In case you have only begun practicing yoga and pranayama, these are some of the tips that you can keep in mind:

  • Do Not Force It: In case you have a cold and your nose is stuffed up, do not do it. The breath must not be pushed but must be a thread of soft silk going in and out like a vacuum cleaner!
  • Relax Your Face: Scrunch your jaw and forehead. Novices strain their faces in an attempt to focus. Let your face be soft.
  • Start Small: Start with 5 rounds only. When you become comfortable, you can practice for 5 or 10 minutes.
  • Consistency rather than Intensity: 2 minutes a day is far more important than 20 minutes a week.

Finding the Spirit of Rishikesh in Your Practice.

In Rishikesh, one can feel the power of the energy of thousands of years of seekers. You are not merely doing a breathing exercise when you practice Nadi Shodhana, but a living tradition.

When you get the opportunity to go there, you will see people exercising along the ghats, the river sound giving them a natural rhythm with which to move their breath. The elegance of this is, however, that the Ganges also is there in you. The flow of peace that you are creating by balancing your nadis can be applied to your work, your relationships, and your daily life.

Final Thoughts

At Maa Shakti Yog, we believe balance isn’t something you find, it’s something you practice daily. We are constantly being told to do more, do it faster, and be louder. In a world that never gives us the opportunity to pause, to take ten minutes and just breathe in one nostril at a time is a radical act of self-care.

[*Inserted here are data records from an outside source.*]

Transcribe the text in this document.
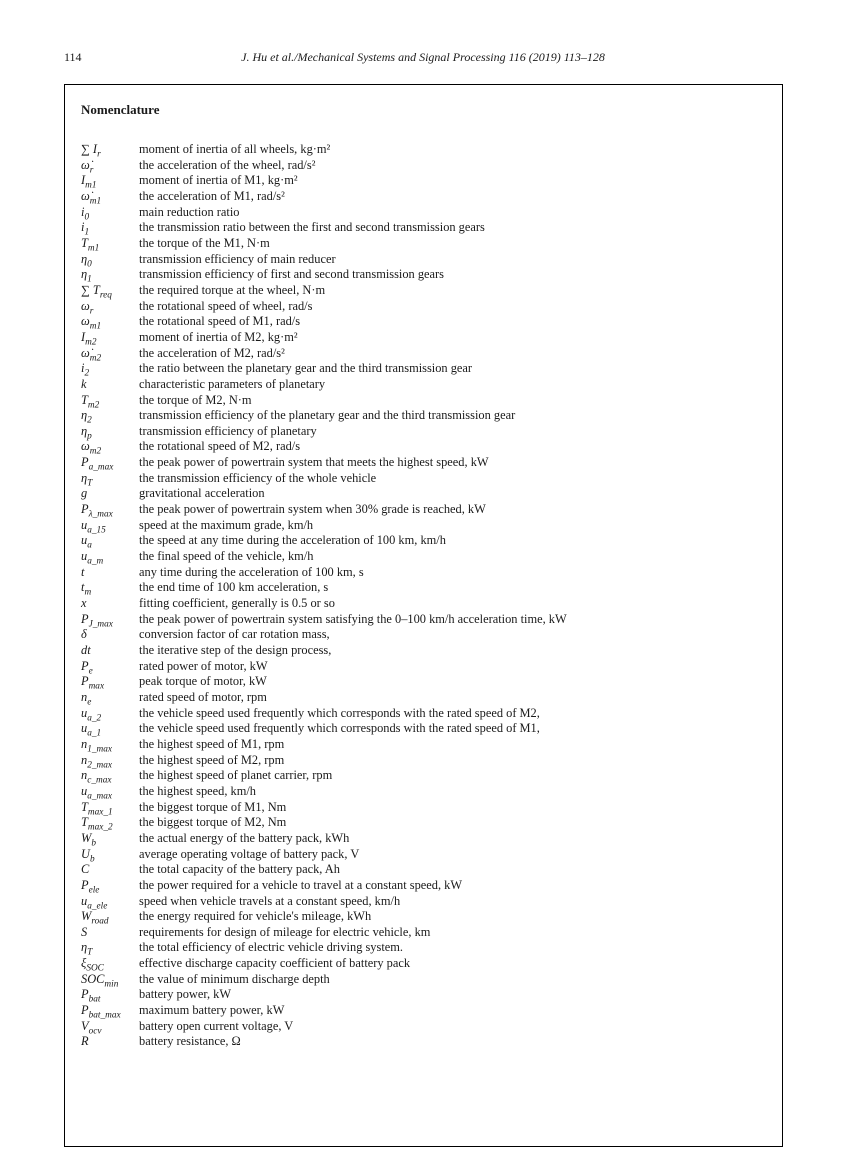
114	J. Hu et al./Mechanical Systems and Signal Processing 116 (2019) 113–128
Nomenclature
∑ $I_r$	moment of inertia of all wheels, kg·m²
$\omegȧ_r$	the acceleration of the wheel, rad/s²
$I_{m1}$	moment of inertia of M1, kg·m²
$\omegȧ_{m1}$	the acceleration of M1, rad/s²
$i_0$	main reduction ratio
$i_1$	the transmission ratio between the first and second transmission gears
$T_{m1}$	the torque of the M1, N·m
$\eta_0$	transmission efficiency of main reducer
$\eta_1$	transmission efficiency of first and second transmission gears
∑ $T_{req}$	the required torque at the wheel, N·m
$\omega_r$	the rotational speed of wheel, rad/s
$\omega_{m1}$	the rotational speed of M1, rad/s
$I_{m2}$	moment of inertia of M2, kg·m²
$\omegȧ_{m2}$	the acceleration of M2, rad/s²
$i_2$	the ratio between the planetary gear and the third transmission gear
k	characteristic parameters of planetary
$T_{m2}$	the torque of M2, N·m
$\eta_2$	transmission efficiency of the planetary gear and the third transmission gear
$\eta_p$	transmission efficiency of planetary
$\omega_{m2}$	the rotational speed of M2, rad/s
$P_{a\_max}$	the peak power of powertrain system that meets the highest speed, kW
$\eta_T$	the transmission efficiency of the whole vehicle
g	gravitational acceleration
$P_{\lambda\_max}$	the peak power of powertrain system when 30% grade is reached, kW
$u_{a\_15}$	speed at the maximum grade, km/h
$u_a$	the speed at any time during the acceleration of 100 km, km/h
$u_{a\_m}$	the final speed of the vehicle, km/h
t	any time during the acceleration of 100 km, s
$t_m$	the end time of 100 km acceleration, s
x	fitting coefficient, generally is 0.5 or so
$P_{J\_max}$	the peak power of powertrain system satisfying the 0–100 km/h acceleration time, kW
δ	conversion factor of car rotation mass,
dt	the iterative step of the design process,
$P_e$	rated power of motor, kW
$P_{max}$	peak torque of motor, kW
$n_e$	rated speed of motor, rpm
$u_{a\_2}$	the vehicle speed used frequently which corresponds with the rated speed of M2,
$u_{a\_1}$	the vehicle speed used frequently which corresponds with the rated speed of M1,
$n_{1\_max}$	the highest speed of M1, rpm
$n_{2\_max}$	the highest speed of M2, rpm
$n_{c\_max}$	the highest speed of planet carrier, rpm
$u_{a\_max}$	the highest speed, km/h
$T_{max\_1}$	the biggest torque of M1, Nm
$T_{max\_2}$	the biggest torque of M2, Nm
$W_b$	the actual energy of the battery pack, kWh
$U_b$	average operating voltage of battery pack, V
C	the total capacity of the battery pack, Ah
$P_{ele}$	the power required for a vehicle to travel at a constant speed, kW
$u_{a\_ele}$	speed when vehicle travels at a constant speed, km/h
$W_{road}$	the energy required for vehicle's mileage, kWh
S	requirements for design of mileage for electric vehicle, km
$\eta_T$	the total efficiency of electric vehicle driving system.
$\xi_{SOC}$	effective discharge capacity coefficient of battery pack
$SOC_{min}$	the value of minimum discharge depth
$P_{bat}$	battery power, kW
$P_{bat\_max}$	maximum battery power, kW
$V_{ocv}$	battery open current voltage, V
R	battery resistance, Ω
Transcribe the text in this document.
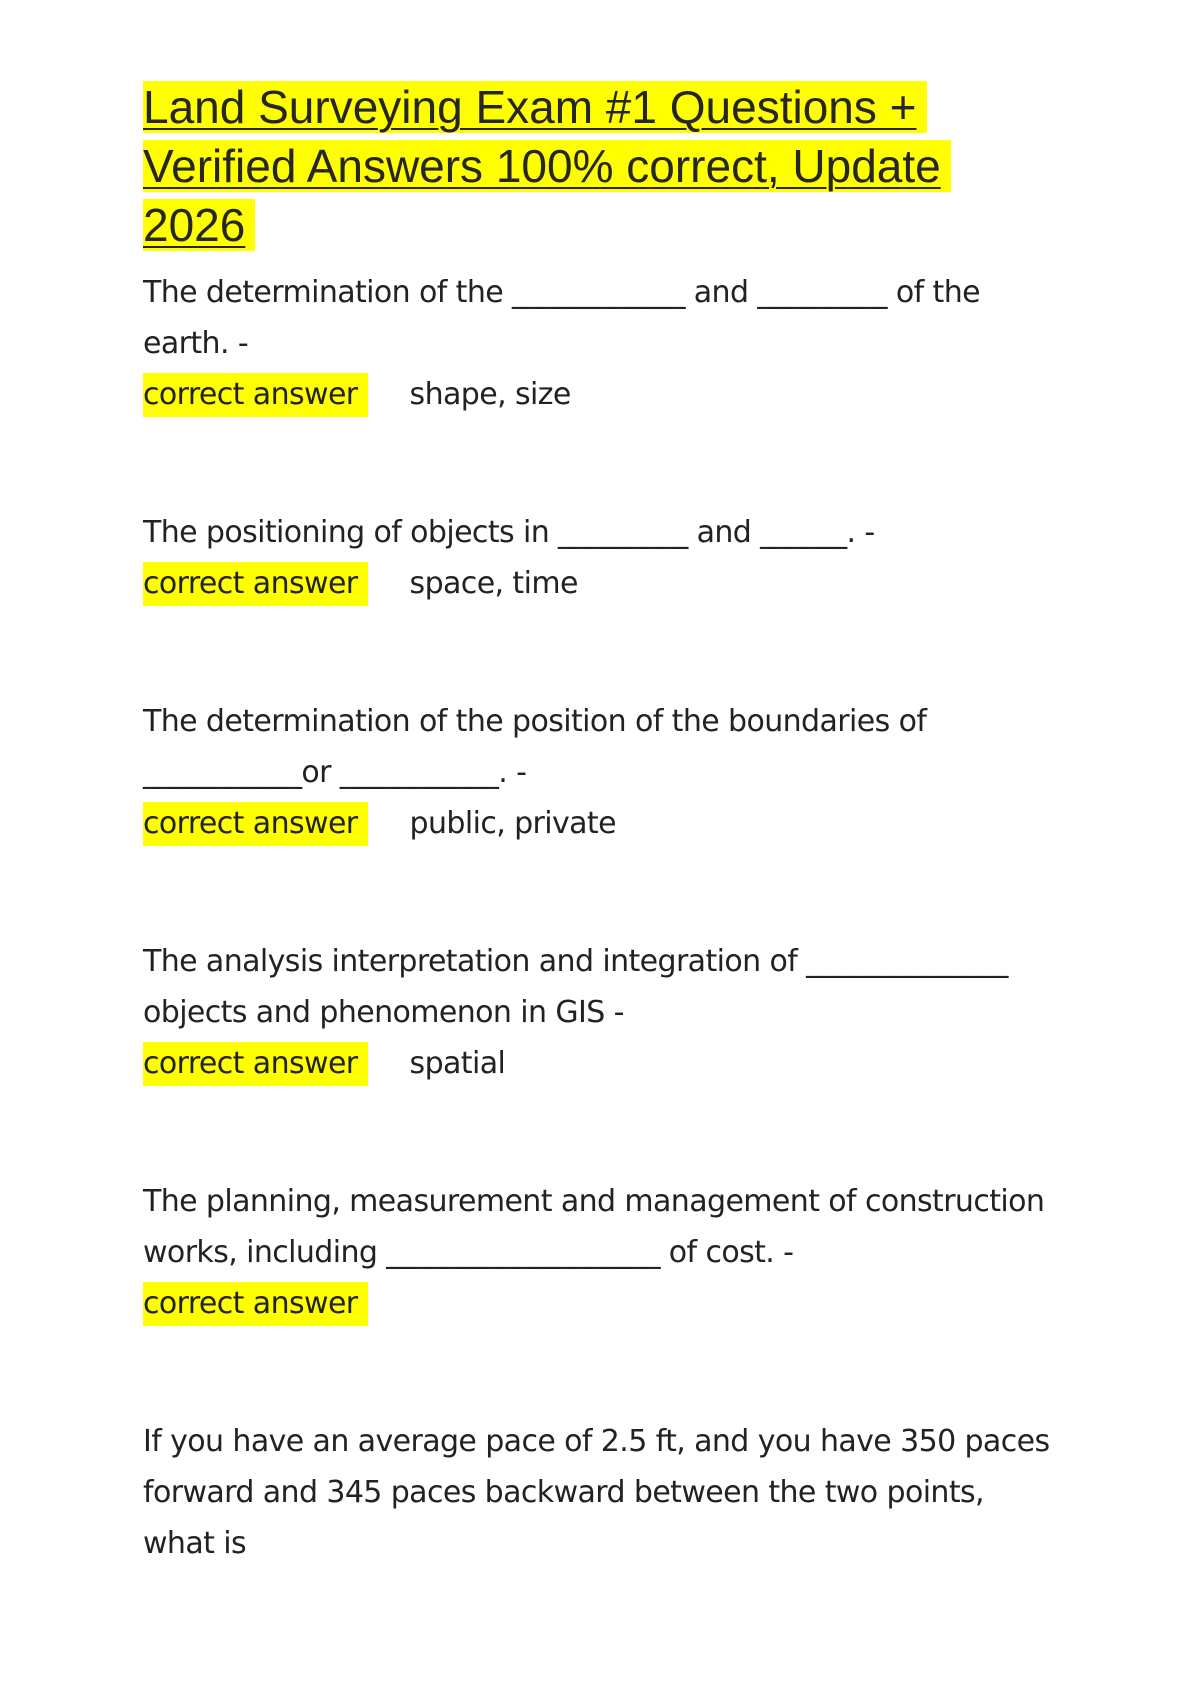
Land Surveying Exam #1 Questions + Verified Answers 100% correct, Update 2026

The determination of the ____________ and _________ of the earth. -

correct answer	shape, size

The positioning of objects in _________ and ______. -

correct answer	space, time

The determination of the position of the boundaries of ___________or ___________. -

correct answer	public, private

The analysis interpretation and integration of ______________ objects and phenomenon in GIS -

correct answer	spatial

The planning, measurement and management of construction works, including ___________________ of cost. -

correct answer

If you have an average pace of 2.5 ft, and you have 350 paces forward and 345 paces backward between the two points, what is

It is easy, it is free, and it is extremely good. Why not have a go now, then? Close your eyes, make your Vishnu mudra, and then give that first great breath in with the left. You could never imagine how much better you would feel on the other side.

Happy breathing, and Namaste!

The Major Lessons in Your Practice:

FeatureDescription
Primary GoalPurify energy channels (Nadis) and balance the brain.
Best MudraVishnu Mudra (Right hand).
Ideal Duration5-10 rounds or 5-10 minutes.
Best LocationA quiet, well-ventilated space (like a garden or clean room).